One reason that I often hear for "doing" social media is "our competitors are doing it." This is not a reason, unless you have real visibility into your competitors' cost structure, resourcing, and goal setting. It's very easy to confuse real success with what appears to be success. Sometimes this pressure will come from the C-Suite. They will point to the number of "fans" or "likes" a competitor's page has on Facebook, or the number of followers a competitor's Twitter account has and use these as indicators that the competitor has gained a serious advantage. But these numbers can be very misleading. These types of numbers can be "gamed" in many ways, and this is why they are unreliable as indicators of social media success and why they should not be included in the metric set for assessing the efficacy of a social media program.

Words such as "engagement, listening, and conversation" are used a lot in social media, but what do they really mean for a business? Where do they fit into a social media strategy? How do they impact goals?

The answer to these questions is that without them as a basis, it is hard to define a social media strategy that isn't just advertising on Twitter, Facebook, YouTube and so on. What these phrases—which have recently become hackneyed and diminished in value because of overuse—mean for any organization is that they have to be prepared for their messaging to be interacted with in a way that has not happened previously. This knowledge will aid the organization in creating a strategy that really demonstrates an understanding of social media. This knowledge also helps better prepare those who are charged with managing a company's social media efforts. It becomes especially valuable as companies start to create content that will ultimately be interacted with by customers, potential customers, competitors, and others in ways that they had not imagined when they created the content. Remember that ownership of content is something that becomes a very gray area in social media. Even though an organization might delete a tweet after someone else has retweeted it, ownership has transferred. The company that made the original tweet no longer owns that content and cannot delete it.
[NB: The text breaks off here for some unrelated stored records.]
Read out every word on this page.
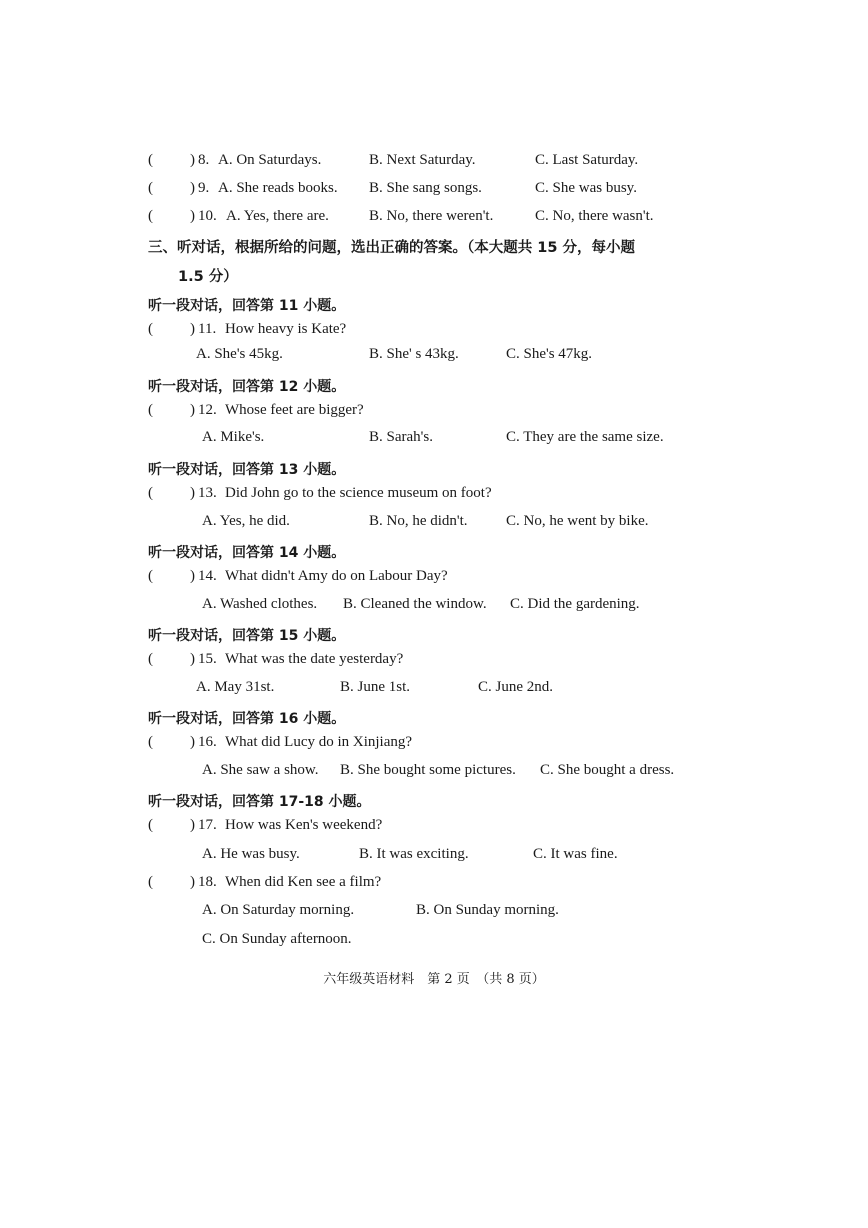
( ) 8. A. On Saturdays.	B. Next Saturday.	C. Last Saturday.
( ) 9. A. She reads books. B. She sang songs.	C. She was busy.
( ) 10. A. Yes, there are.	B. No, there weren't.	C. No, there wasn't.
三、听对话，根据所给的问题，选出正确的答案。（本大题共 15 分，每小题
1.5 分）
听一段对话，回答第 11 小题。
( ) 11. How heavy is Kate?
A. She's 45kg.	B. She' s 43kg.	C. She's 47kg.
听一段对话，回答第 12 小题。
( ) 12. Whose feet are bigger?
A. Mike's.	B. Sarah's.	C. They are the same size.
听一段对话，回答第 13 小题。
( ) 13. Did John go to the science museum on foot?
A. Yes, he did.	B. No, he didn't.	C. No, he went by bike.
听一段对话，回答第 14 小题。
( ) 14. What didn't Amy do on Labour Day?
A. Washed clothes. B. Cleaned the window. C. Did the gardening.
听一段对话，回答第 15 小题。
( ) 15. What was the date yesterday?
A. May 31st.	B. June 1st.	C. June 2nd.
听一段对话，回答第 16 小题。
( ) 16. What did Lucy do in Xinjiang?
A. She saw a show. B. She bought some pictures. C. She bought a dress.
听一段对话，回答第 17-18 小题。
( ) 17. How was Ken's weekend?
A. He was busy.	B. It was exciting.	C. It was fine.
( ) 18. When did Ken see a film?
A. On Saturday morning.	B. On Sunday morning.
C. On Sunday afternoon.
六年级英语材料　第 2 页　（共 8 页）
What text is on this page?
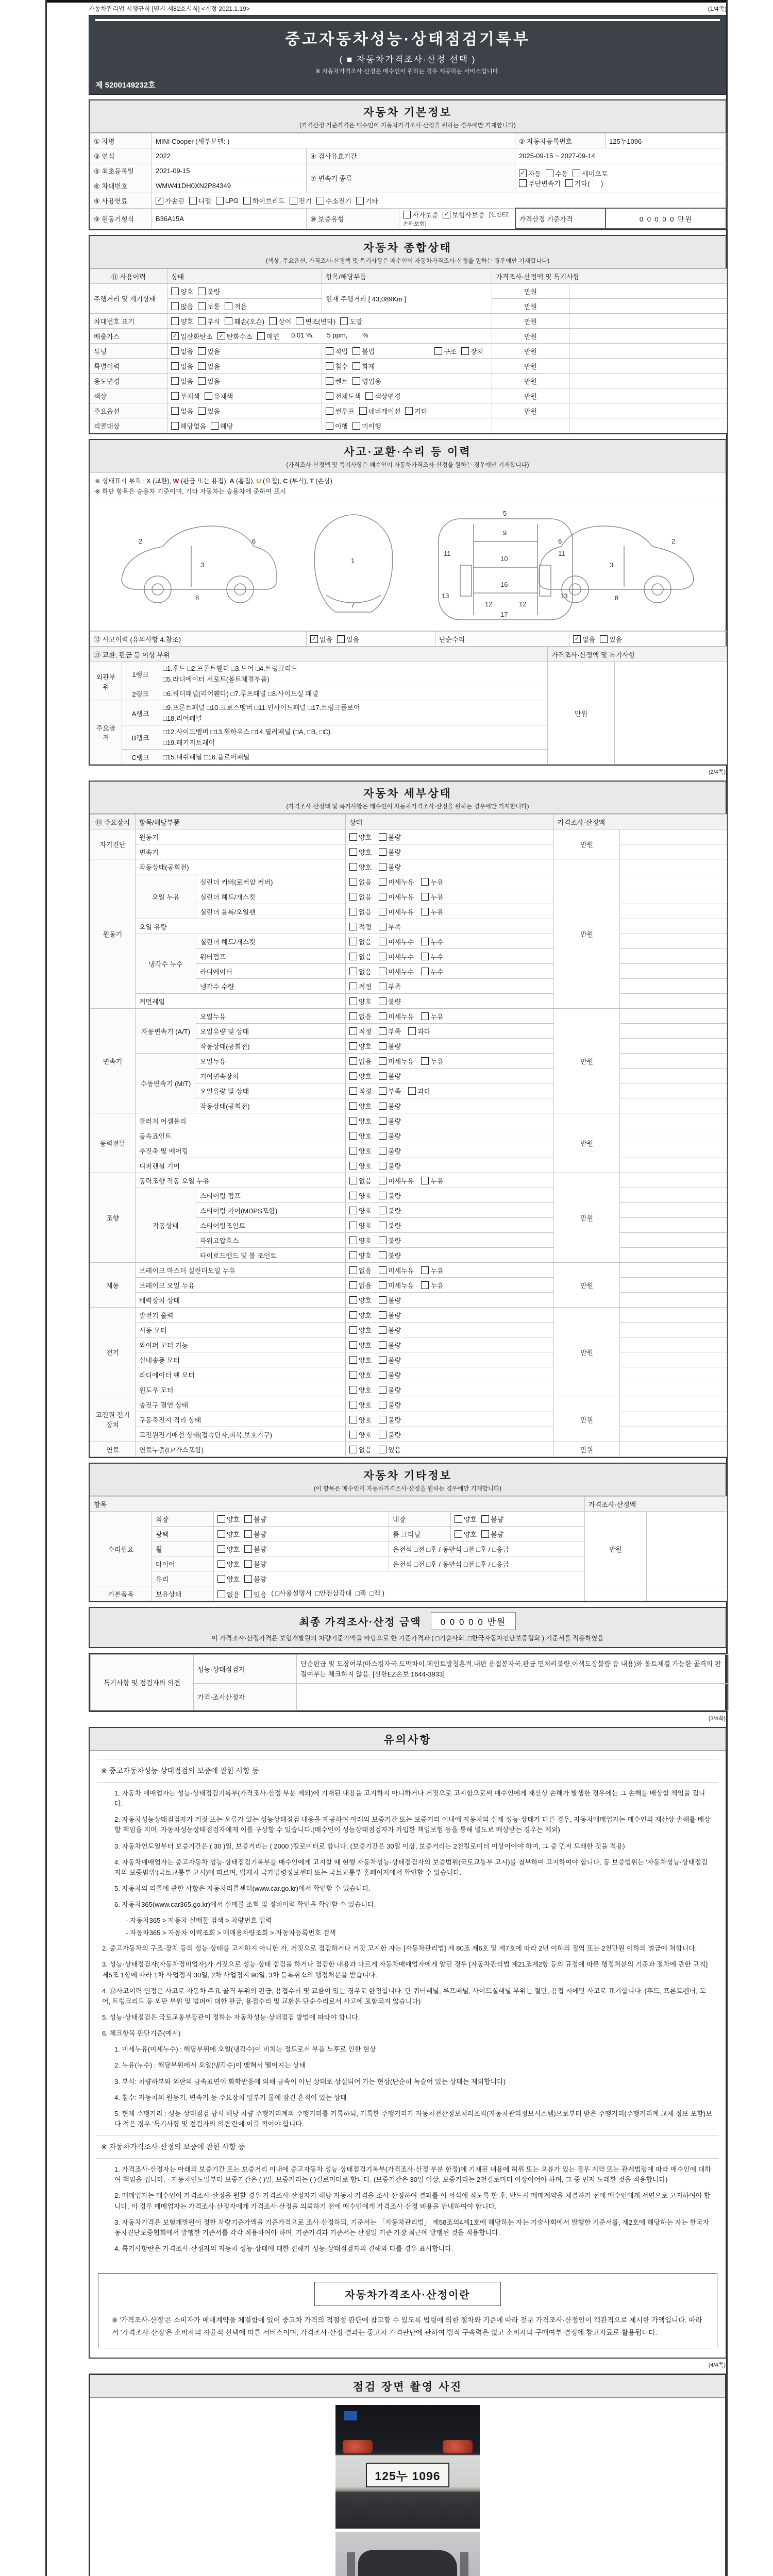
자동차관리법 시행규칙 [별지 제82호서식] <개정 2021.1.19>	(1/4쪽)
중고자동차성능·상태점검기록부
( ■ 자동차가격조사·산정 선택 )
※ 자동차가격조사·산정은 매수인이 원하는 경우 제공하는 서비스입니다.
제 5200149232호
자동차 기본정보
(가격산정 기준가격은 매수인이 자동차가격조사·산정을 원하는 경우에만 기재합니다)
① 차명	MINI Cooper (세부모델: )			② 자동차등록번호	125누1096
③ 연식	2022	④ 검사유효기간		2025-09-15 ~ 2027-09-14	
⑤ 최초등록일	2021-09-15	⑦ 변속기 종류	
✓ 자동 수동 세미오토
무단변속기 기타(      )

⑥ 차대번호	WMW41DH0XN2P84349				
⑧ 사용연료	✓ 가솔린 디젤 LPG 하이브리드 전기 수소전기 기타

⑨ 원동기형식	B36A15A	⑩ 보증유형	자가보증 ✓ 보험사보증 [신한EZ손해보험]	가격산정 기준가격	0 0 0 0 0 만원
자동차 종합상태
(색상, 주요옵션, 가격조사·산정액 및 특기사항은 매수인이 자동차가격조사·산정을 원하는 경우에만 기재합니다)
⑪ 사용이력	상태	항목/해당부품	가격조사·산정액 및 특기사항	
주행거리 및 계기상태	양호 불량	현재 주행거리 [ 43,089Km ]	만원	

	많음 보통 적음		만원	
차대번호 표기	양호 부식 훼손(오손) 상이 변조(변타) 도말	만원	
배출가스	✓ 일산화탄소 ✓ 탄화수소 매연 0.01 %,       5 ppm,        %	만원	
튜닝	없음 있음	적법 불법 구조 장치	만원	
특별이력	없음 있음	침수 화재	만원	
용도변경	없음 있음	렌트 영업용	만원	
색상	무채색 유채색	전체도색 색상변경	만원	
주요옵션	없음 있음	썬루프 네비게이션 기타	만원	
리콜대상	해당없음 해당	이행 미이행		

사고·교환·수리 등 이력
(가격조사·산정액 및 특기사항은 매수인이 자동차가격조사·산정을 원하는 경우에만 기재합니다)
※ 상태표시 부호 : X (교환), W (판금 또는 용접), A (흠집), U (요철), C (부식), T (손상)
※ 하단 항목은 승용차 기준이며, 기타 자동차는 승용차에 준하여 표시
2
3
6
8
1
7
5
9
11	11
12	12
13	13
10
16
17
2
3
6
8
⑫ 사고이력 (유의사항 4.참조)	✓ 없음 있음	단순수리	✓ 없음 있음
⑬ 교환, 판금 등 이상 부위			가격조사·산정액 및 특기사항	
외판부위	1랭크	□1.후드 □2.프론트휀더 □3.도어 □4.트렁크리드
□5.라디에이터 서포트(볼트체결부품)	만원	
	2랭크	□6.쿼터패널(리어휀다) □7.루프패널 □8.사이드실 패널		

주요골격	A랭크	□9.프론트패널 □10.크로스멤버 □11.인사이드패널 □17.트렁크플로어
□18.리어패널		

	B랭크	□12.사이드멤버 □13.휠하우스 □14.필러패널 (□A, □B, □C)
□19.패키지트레이		

	C랭크	□15.대쉬패널 □16.플로어패널		
(2/4쪽)
자동차 세부상태
(가격조사·산정액 및 특기사항은 매수인이 자동차가격조사·산정을 원하는 경우에만 기재합니다)
⑭ 주요장치	항목/해당부품		상태	가격조사·산정액	
자기진단	원동기		양호 불량	만원	
	변속기		양호 불량		

원동기	작동상태(공회전)		양호 불량	만원	
	오일 누유	실린더 커버(로커암 커버)	없음 미세누유 누유		

		실린더 헤드/개스킷	없음 미세누유 누유		

		실린더 블록/오일팬	없음 미세누유 누유		

	오일 유량		적정 부족		

	냉각수 누수	실린더 헤드/개스킷	없음 미세누수 누수		

		워터펌프	없음 미세누수 누수		

		라디에이터	없음 미세누수 누수		

		냉각수 수량	적정 부족		

	커먼레일		양호 불량		

변속기	자동변속기 (A/T)	오일누유	없음 미세누유 누유	만원	
		오일유량 및 상태	적정 부족 과다		

		작동상태(공회전)	양호 불량		

	수동변속기 (M/T)	오일누유	없음 미세누유 누유		

		기어변속장치	양호 불량		

		오일유량 및 상태	적정 부족 과다		

		작동상태(공회전)	양호 불량		

동력전달	클러치 어셈블리		양호 불량	만원	
	등속죠인트		양호 불량		

	추진축 및 베어링		양호 불량		

	디퍼렌셜 기어		양호 불량		

조향	동력조향 작동 오일 누유		없음 미세누유 누유	만원	
	작동상태	스티어링 펌프	양호 불량		

		스티어링 기어(MDPS포함)	양호 불량		

		스티어링조인트	양호 불량		

		파워고압호스	양호 불량		

		타이로드엔드 및 볼 조인트	양호 불량		

제동	브레이크 마스터 실린더오일 누유		없음 미세누유 누유	만원	
	브레이크 오일 누유		없음 미세누유 누유		

	배력장치 상태		양호 불량		

전기	발전기 출력		양호 불량	만원	
	시동 모터		양호 불량		

	와이퍼 모터 기능		양호 불량		

	실내송풍 모터		양호 불량		

	라디에이터 팬 모터		양호 불량		

	윈도우 모터		양호 불량		

고전원 전기장치	충전구 절연 상태		양호 불량	만원	
	구동축전지 격리 상태		양호 불량		

	고전원전기배선 상태(접속단자,피복,보호기구)		양호 불량		

연료	연료누출(LP가스포함)		없음 있음	만원	
자동차 기타정보
(이 항목은 매수인이 자동차가격조사·산정을 원하는 경우에만 기재합니다)
항목					가격조사·산정액	
수리필요	외장	양호 불량	내장	양호 불량	만원	
	광택	양호 불량	룸 크리닝	양호 불량		

	휠	양호 불량	운전석 □전 □후 / 동반석 □전 □후 / □응급			
	타이어	양호 불량	운전석 □전 □후 / 동반석 □전 □후 / □응급			
	유리	양호 불량				

기본품목	보유상태	없음 있음 ( □사용설명서  □안전삼각대  □잭  □잭 )				
최종 가격조사·산정 금액	0 0 0 0 0 만원
이 가격조사·산정가격은 보험개발원의 차량기준가액을 바탕으로 한 기준가격과 ( □기술사회, □한국자동차진단보증협회 ) 기준서를 적용하였음
특기사항 및 점검자의 의견	성능·상태점검자	단순판금 및 도장여부(마스킹자국,도막차이,페인트방청흔적,내판 용접봉자국,판금 면처리불량,이색도장불량 등 내용)와 볼트체결 가능한 골격의 판결여부는 체크하지 않음. [신한EZ손보:1644-3933]
	가격·조사산정자	
(3/4쪽)
유의사항
※ 중고자동차성능·상태점검의 보증에 관한 사항 등
1. 자동차 매매업자는 성능·상태점검기록부(가격조사·산정 부분 제외)에 기재된 내용을 고지하지 아니하거나 거짓으로 고지함으로써 매수인에게 재산상 손해가 발생한 경우에는 그 손해를 배상할 책임을 집니다.
2. 자동차성능상태점검자가 거짓 또는 오류가 있는 성능상태점검 내용을 제공하여 아래의 보증기간 또는 보증거리 이내에 자동차의 실제 성능·상태가 다른 경우, 자동차매매업자는 매수인의 재산상 손해를 배상할 책임을 지며, 자동차성능상태점검자에게 이를 구상할 수 있습니다.(매수인이 성능상태점검자가 가입한 책임보험 등을 통해 별도로 배상받는 경우는 제외)
3. 자동차인도일부터 보증기간은 ( 30 )일, 보증거리는 ( 2000 )킬로미터로 합니다. (보증기간은 30일 이상, 보증거리는 2천킬로미터 이상이어야 하며, 그 중 먼저 도래한 것을 적용)
4. 자동차매매업자는 중고자동차 성능·상태점검기록부를 매수인에게 고지할 때 현행 자동차성능·상태점검자의 보증범위(국토교통부 고시)를 첨부하여 고지하여야 합니다. 동 보증범위는 '자동차성능·상태점검자의 보증범위'(국토교통부 고시)에 따르며, 법제처 국가법령정보센터 또는 국토교통부 홈페이지에서 확인할 수 있습니다.
5. 자동차의 리콜에 관한 사항은 자동차리콜센터(www.car.go.kr)에서 확인할 수 있습니다.
6. 자동차365(www.car365.go.kr)에서 실매물 조회 및 정비이력 확인을 확인할 수 있습니다.
- 자동차365 > 자동차 실매물 검색 > 차량번호 입력
- 자동차365 > 자동차 이력조회 > 매매용차량조회 > 자동차등록번호 검색
2. 중고자동차의 구조·장치 등의 성능·상태를 고지하지 아니한 자, 거짓으로 점검하거나 거짓 고지한 자는 [자동차관리법] 제 80조 제6호 및 제7호에 따라 2년 이하의 징역 또는 2천만원 이하의 벌금에 처합니다.
3. 성능·상태점검자(자동차정비업자)가 거짓으로 성능·상태 점검을 하거나 점검한 내용과 다르게 자동차매매업자에게 알린 경우 [자동차관리법 제21조제2항 등의 규정에 따른 행정처분의 기준과 절차에 관한 규칙] 제5조 1항에 따라 1차 사업정지 30일, 2차 사업정지 90일, 3차 등록취소의 행정처분을 받습니다.
4. ⑫사고이력 인정은 사고로 자동차 주요 골격 부위의 판금, 용접수리 및 교환이 있는 경우로 한정합니다. 단 쿼터패널, 루프패널, 사이드실패널 부위는 절단, 용접 시에만 사고로 표기합니다. (후드, 프론트펜더, 도어, 트렁크리드 등 외판 부위 및 범퍼에 대한 판금, 용접수리 및 교환은 단순수리로서 사고에 포함되지 않습니다)
5. 성능·상태점검은 국토교통부장관이 정하는 자동차성능·상태점검 방법에 따라야 합니다.
6. 체크항목 판단기준(예시)
1. 미세누유(미세누수) : 해당부위에 오일(냉각수)이 비치는 정도로서 부품 노후로 인한 현상
2. 누유(누수) : 해당부위에서 오일(냉각수)이 맺혀서 떨어지는 상태
3. 부식: 차량하부와 외판의 금속표면이 화학반응에 의해 금속이 아닌 상태로 상실되어 가는 현상(단순히 녹슬어 있는 상태는 제외합니다)
4. 침수: 자동차의 원동기, 변속기 등 주요장치 일부가 물에 잠긴 흔적이 있는 상태
5. 현재 주행거리 : 성능·상태점검 당시 해당 차량 주행거리계의 주행거리를 기록하되, 기록한 주행거리가 자동차전산정보처리조직(자동차관리정보시스템)으로부터 받은 주행거리(주행거리계 교체 정보 포함)보다 적은 경우 '특기사항 및 점검자의 의견'란에 이를 적어야 합니다.
※ 자동차가격조사·산정의 보증에 관한 사항 등
1. 가격조사·산정자는 아래의 보증기간 또는 보증거리 이내에 중고자동차 성능·상태점검기록부(가격조사·산정 부분 한정)에 기재된 내용에 허위 또는 오류가 있는 경우 계약 또는 관계법령에 따라 매수인에 대하여 책임을 집니다. · 자동차인도일부터 보증기간은 ( )일, 보증거리는 ( )킬로미터로 합니다. (보증기간은 30일 이상, 보증거리는 2천킬로미터 이상이어야 하며, 그 중 먼저 도래한 것을 적용합니다)
2. 매매업자는 매수인이 가격조사·산정을 원할 경우 가격조사·산정자가 해당 자동차 가격을 조사·산정하여 결과를 이 서식에 적도록 한 후, 반드시 매매계약을 체결하기 전에 매수인에게 서면으로 고지하여야 합니다. 이 경우 매매업자는 가격조사·산정자에게 가격조사·산정을 의뢰하기 전에 매수인에게 가격조사·산정 비용을 안내하여야 합니다.
3. 자동차가격은 보험개발원이 정한 차량기준가액을 기준가격으로 조사·산정하되, 기준서는 「자동차관리법」 제58조의4제1호에 해당하는 자는 기술사회에서 발행한 기준서를, 제2호에 해당하는 자는 한국자동차진단보증협회에서 발행한 기준서를 각각 적용하여야 하며, 기준가격과 기준서는 산정일 기준 가장 최근에 발행된 것을 적용합니다.
4. 특기사항란은 가격조사·산정자의 자동차 성능·상태에 대한 견해가 성능·상태점검자의 견해와 다를 경우 표시합니다.
자동차가격조사·산정이란
※ '가격조사·산정'은 소비자가 매매계약을 체결함에 있어 중고차 가격의 적절성 판단에 참고할 수 있도록 법령에 의한 절차와 기준에 따라 전문 가격조사·산정인이 객관적으로 제시한 가액입니다. 따라서 '가격조사·산정'은 소비자의 자율적 선택에 따른 서비스이며, 가격조사·산정 결과는 중고차 가격판단에 관하여 법적 구속력은 없고 소비자의 구매여부 결정에 참고자료로 활용됩니다.
(4/4쪽)
점검 장면 촬영 사진
125누 1096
Realizing that this type of activity is measurable will impact the types of goals that an organization decides to measure. For example, a social media strategy might focus on the reduction of phone calls to a support line. The focus might be to empower customers with information that already exists on the Web, and provide that information in a more manageable, accessible, and digestible way.

Knowing that customers will interact with an account or page that has a clearly stated objective—to assist, for example—will allow an organization to measure success very clearly and very quickly. Did the number of phone calls go down? Do customer satisfaction surveys show improvement? Has the number of customer contacts via social media increased? Ultimately, these metrics can be tied back to cost savings, operating expense reduction, and therefore bottom-line improvement.